Sudocetaxel zendusortide is a first-of-its-kind sortilin receptor (SORT1)-targeting PDC, and the first compound to emerge from the Company’s broader licensed oncology platform. A new chemical entity, sudocetaxel zendusortide employs a cleavable linker to conjugate (attach) a proprietary peptide to docetaxel, a well-established cytotoxic chemotherapeutic agent used to treat many cancers. The FDA granted Fast Track designation to sudocetaxel zendusortide as a single agent for the treatment of all sortilin-positive recurrent advanced solid tumors that are refractory to standard therapy. Sudocetaxel zendusortide is currently being evaluated in a Phase 1 clinical trial.

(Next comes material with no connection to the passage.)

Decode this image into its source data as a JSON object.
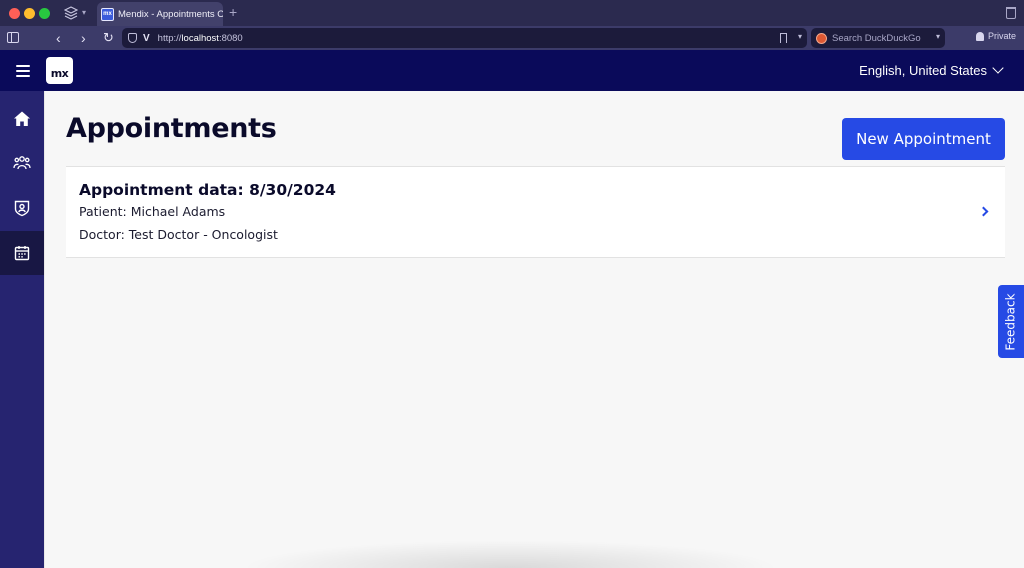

Theratechnologies has established the SORT1+ TechnologyTM platform as an engine for the development of PDCs that target SORT1, which is expressed in multiple tumor types. SORT1 is a "scavenger" receptor that plays a significant role in protein internalization, sorting, and trafficking. Expression of SORT1 is associated with aggressive disease, poor prognosis, and decreased survival. It is estimated that SORT1 is expressed in 40% to 90% of endometrial, ovarian, colorectal, triple-negative breast (TNBC), and pancreatic cancers, making this receptor an attractive target for anticancer drug development.